ACCC: Are reimbursement and payer policies lagging behind in this area?
Dr. Schwartzberg: My sense is that payers are becoming more comfortable with paying for MSI or dMMR testing because it does yield some pretty rich information. Although it’s expensive, the cost of testing is really dwarfed by the potential benefit or the cost of the drugs; so I see change driven in part by the FDA approval of these tests. I think we’ve reached an inflection point where over the next year or two we will see less payer pushback to doing molecular profiling.
ACCC: What other policy concerns are a focus for the ACCC IO Institute?
Dr. Schwartzberg: The cost of drugs is a big focus of concern in the country right now. IO drugs are quite expensive, and they are given a for prolonged period. The cost of treating patients for years at time is unsustainable, despite the fact that you can make a very strong case that the value of using IO agents is higher than that of using many other expensive oncology drugs that provide a few months of progression-free survival.
There is still a lack of consensus regarding a value structure to which all stakeholders can agree and what the metric should be for measuring value—particularly as it relates to IO. From both a federal perspective and Medicare, current and planned proposals for reimbursement are uncertain. A concern that many practices have with the impending changes being considered is that any reduction in the slender margin that supports the entire community infrastructure will be a challenge.
ACCC: Final thoughts as 2018 winds down and we move into the New Year?
Dr. Schwartzberg: Immunotherapy is assuming an even greater importance in the treatment of multiple cancers, and it’s very clear that IO will become a standard in the majority of cancers in a variety of settings—potentially even moving into early treatment, that is, adjuvant treatment in the next few years. IO is not only a new pillar in the armamentarium of cancer treatment, it may well become the dominant pillar as things go forward.

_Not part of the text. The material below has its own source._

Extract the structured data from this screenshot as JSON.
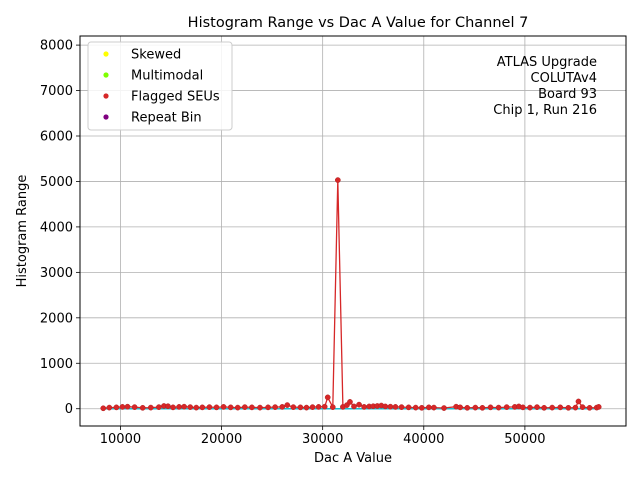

As we enter 2019, it’s important to remember that we’re still really at the very beginning of this journey. We understand a lot about the checkpoint inhibitors, but the immune system is so complex. We have so many other different agents that could enhance the immune response, given either with a checkpoint inhibitor or alone. Cellular therapies are also clearly established as effective therapies that. as currently constituted, come with an enormous cost. We have challenges at the payer level and the federal level to figure out how this new class of therapies can be integrated into real-world practice.
Despite these challenges, the future looks extremely broad and bright for immunotherapy.